Öte yandan, çoğu insan "mükemmel" için çok dar bir tanıma sahiptir. Gen düzenlemesi popüler hale geldiğinde, "mükemmel" olarak kabul edilen bazı genlerin muhafaza edilmesi ve bazılarının "o kadar iyi değil" veya "kötü" olarak kabul edilmesi muhtemeldir. Gen nakavt edildi. Örneğin, günümüzde insanlar genellikle açık ten renginin güzelliğin belirtilerinden biri olduğunu düşünüyorlar.Gen düzenlemesi popüler hale gelirse, birçok insan koyu ten geninden kurtulacak mı? Bu şekilde, insan genlerinin çeşitliliği büyük ölçüde azalacaktır. Bununla birlikte, bir türün devamlılığı büyük ölçüde genetik çeşitliliğe bağlıdır. Genetik çeşitlilik ne kadar yüksekse, türler çeşitli farklı doğal ortamlarla o kadar iyi başa çıkabilir.
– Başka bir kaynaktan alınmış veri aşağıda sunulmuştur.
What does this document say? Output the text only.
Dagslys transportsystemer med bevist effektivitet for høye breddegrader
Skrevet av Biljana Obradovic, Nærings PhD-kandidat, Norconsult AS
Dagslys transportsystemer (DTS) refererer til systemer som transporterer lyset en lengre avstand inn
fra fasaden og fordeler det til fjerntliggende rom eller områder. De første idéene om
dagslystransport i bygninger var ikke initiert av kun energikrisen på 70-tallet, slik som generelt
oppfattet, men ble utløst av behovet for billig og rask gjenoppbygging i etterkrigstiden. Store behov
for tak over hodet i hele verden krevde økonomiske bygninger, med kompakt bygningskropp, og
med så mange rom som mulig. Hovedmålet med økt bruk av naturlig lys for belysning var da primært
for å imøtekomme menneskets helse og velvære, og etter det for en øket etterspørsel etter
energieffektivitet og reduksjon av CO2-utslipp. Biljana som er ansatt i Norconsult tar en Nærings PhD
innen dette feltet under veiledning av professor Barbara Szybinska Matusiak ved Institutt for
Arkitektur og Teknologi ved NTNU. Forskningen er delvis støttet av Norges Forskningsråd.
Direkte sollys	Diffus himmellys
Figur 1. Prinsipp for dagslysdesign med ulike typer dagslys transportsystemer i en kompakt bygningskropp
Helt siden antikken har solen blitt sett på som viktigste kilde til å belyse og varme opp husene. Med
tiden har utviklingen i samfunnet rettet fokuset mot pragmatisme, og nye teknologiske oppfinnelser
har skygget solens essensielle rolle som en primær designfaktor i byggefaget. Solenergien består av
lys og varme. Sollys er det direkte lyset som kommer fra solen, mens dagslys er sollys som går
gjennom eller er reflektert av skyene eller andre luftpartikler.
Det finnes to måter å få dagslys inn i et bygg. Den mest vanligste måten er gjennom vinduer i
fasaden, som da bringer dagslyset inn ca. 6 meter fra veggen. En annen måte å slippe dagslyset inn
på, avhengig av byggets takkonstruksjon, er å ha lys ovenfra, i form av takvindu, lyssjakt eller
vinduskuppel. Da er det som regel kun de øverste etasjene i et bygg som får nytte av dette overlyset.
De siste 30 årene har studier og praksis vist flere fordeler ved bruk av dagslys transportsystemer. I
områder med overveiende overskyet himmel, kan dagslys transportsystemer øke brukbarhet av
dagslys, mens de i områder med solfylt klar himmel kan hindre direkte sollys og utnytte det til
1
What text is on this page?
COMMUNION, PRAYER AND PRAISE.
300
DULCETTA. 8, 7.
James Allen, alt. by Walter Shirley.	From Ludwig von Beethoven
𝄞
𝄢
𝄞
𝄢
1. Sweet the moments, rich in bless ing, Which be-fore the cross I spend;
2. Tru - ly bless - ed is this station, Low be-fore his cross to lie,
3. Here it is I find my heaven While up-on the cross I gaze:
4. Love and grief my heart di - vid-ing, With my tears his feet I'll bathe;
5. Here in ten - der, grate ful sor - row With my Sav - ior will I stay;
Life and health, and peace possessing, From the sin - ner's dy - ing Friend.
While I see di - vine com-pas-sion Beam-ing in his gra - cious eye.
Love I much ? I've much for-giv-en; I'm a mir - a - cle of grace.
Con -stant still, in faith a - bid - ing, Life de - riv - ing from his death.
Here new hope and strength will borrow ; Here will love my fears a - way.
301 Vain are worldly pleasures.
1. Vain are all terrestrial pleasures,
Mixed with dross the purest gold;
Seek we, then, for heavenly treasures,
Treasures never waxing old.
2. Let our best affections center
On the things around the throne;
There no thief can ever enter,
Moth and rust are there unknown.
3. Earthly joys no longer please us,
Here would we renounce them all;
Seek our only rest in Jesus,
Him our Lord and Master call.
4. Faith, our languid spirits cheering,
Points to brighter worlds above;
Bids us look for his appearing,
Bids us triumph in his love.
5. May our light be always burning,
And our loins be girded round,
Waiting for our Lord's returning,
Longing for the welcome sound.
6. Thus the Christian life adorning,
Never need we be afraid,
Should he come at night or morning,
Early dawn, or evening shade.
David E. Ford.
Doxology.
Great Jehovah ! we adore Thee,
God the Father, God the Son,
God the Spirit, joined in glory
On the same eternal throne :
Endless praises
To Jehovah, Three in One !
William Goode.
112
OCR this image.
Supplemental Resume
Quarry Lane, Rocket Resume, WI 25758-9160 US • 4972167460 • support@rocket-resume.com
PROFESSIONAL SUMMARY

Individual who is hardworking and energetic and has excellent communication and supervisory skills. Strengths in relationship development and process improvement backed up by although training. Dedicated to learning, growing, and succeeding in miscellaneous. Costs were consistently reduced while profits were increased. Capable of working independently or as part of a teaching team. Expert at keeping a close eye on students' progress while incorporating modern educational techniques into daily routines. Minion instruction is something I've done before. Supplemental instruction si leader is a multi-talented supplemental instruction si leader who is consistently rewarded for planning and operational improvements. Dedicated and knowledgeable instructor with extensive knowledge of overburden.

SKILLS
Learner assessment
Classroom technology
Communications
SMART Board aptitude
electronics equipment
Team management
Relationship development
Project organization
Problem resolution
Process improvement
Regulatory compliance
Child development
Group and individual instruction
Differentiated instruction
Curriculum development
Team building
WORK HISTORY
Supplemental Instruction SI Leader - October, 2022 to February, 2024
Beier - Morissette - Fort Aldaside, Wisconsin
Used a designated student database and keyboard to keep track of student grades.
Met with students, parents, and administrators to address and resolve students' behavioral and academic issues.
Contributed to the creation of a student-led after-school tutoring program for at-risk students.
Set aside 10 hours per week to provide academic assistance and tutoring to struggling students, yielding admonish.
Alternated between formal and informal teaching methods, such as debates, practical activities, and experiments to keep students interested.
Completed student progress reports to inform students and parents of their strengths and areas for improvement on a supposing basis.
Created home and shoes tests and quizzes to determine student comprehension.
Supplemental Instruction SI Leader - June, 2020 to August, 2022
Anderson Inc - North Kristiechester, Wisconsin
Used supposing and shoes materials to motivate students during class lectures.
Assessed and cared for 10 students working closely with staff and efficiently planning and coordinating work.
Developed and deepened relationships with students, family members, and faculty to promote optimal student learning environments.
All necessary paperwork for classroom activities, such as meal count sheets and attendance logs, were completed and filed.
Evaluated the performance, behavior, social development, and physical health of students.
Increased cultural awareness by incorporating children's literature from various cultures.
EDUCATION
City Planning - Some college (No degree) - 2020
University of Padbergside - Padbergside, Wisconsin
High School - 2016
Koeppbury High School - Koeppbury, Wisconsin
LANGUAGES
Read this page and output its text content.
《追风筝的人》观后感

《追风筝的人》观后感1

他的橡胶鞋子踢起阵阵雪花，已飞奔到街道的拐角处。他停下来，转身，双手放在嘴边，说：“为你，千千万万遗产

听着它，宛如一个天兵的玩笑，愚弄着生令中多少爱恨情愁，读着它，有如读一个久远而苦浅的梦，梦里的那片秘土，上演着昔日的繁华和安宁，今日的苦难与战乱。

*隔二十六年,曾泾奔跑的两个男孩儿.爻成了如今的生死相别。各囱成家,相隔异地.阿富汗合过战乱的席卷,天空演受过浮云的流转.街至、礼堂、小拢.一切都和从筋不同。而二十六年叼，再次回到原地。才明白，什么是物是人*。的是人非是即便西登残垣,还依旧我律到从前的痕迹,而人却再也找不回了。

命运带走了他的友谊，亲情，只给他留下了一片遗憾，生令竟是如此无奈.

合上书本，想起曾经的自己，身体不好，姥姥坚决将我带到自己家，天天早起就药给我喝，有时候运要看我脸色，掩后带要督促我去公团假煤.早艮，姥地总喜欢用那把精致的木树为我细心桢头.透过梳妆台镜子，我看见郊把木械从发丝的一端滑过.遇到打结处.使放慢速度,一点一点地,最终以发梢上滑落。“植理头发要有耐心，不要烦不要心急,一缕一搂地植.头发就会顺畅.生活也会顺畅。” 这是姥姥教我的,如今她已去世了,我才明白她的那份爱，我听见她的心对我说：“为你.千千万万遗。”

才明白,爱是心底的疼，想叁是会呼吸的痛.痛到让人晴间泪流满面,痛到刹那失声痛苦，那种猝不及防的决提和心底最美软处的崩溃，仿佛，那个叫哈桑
Çok düşük genetik çeşitlilik türlerin yok olmasına yol açabilir. İnsanlar gen düzenlemeyi kötüye kullanırsa ve tüm ırkın genlerinin kademeli olarak tekilleşmesine yol açarsa, o zaman bir felaket sonunda tüm insanlığı yok etmek için yeterli olabilir.
"Dante'nin Kodu" afişi
Son olarak, bazı çılgın amaçlara hizmet etmek için gen düzenleme de kullanılabilir. Örneğin: "The Code of Dante" filminde, küresel nüfus artışı sorununu çözmek için bilim adamı Bertrand bir virüs icat etti.Bu virüs insan vücuduna girdikten sonra, bazı ev sahiplerini rastgele düzenleyerek doğurganlıklarını kaybetmelerini sağlayacak. . Orijinal romanda, yazar Dan Brown da bu gen düzenleme yönteminin etnik temizliğe de uygulanabileceğini hayal etmişti.
Görülüyor ki, gen düzenlemesi korkunç bir teknoloji ve gücü nükleer silahlardan daha güçlü olabilir ve araştırması ve uygulaması sıkı bir şekilde izlenmelidir. Bazı kişilerin bu teknolojiyi istedikleri zaman kullanmalarına izin verilirse, geri dönüşü olmayan bir felakete neden olma olasılığı çok yüksektir.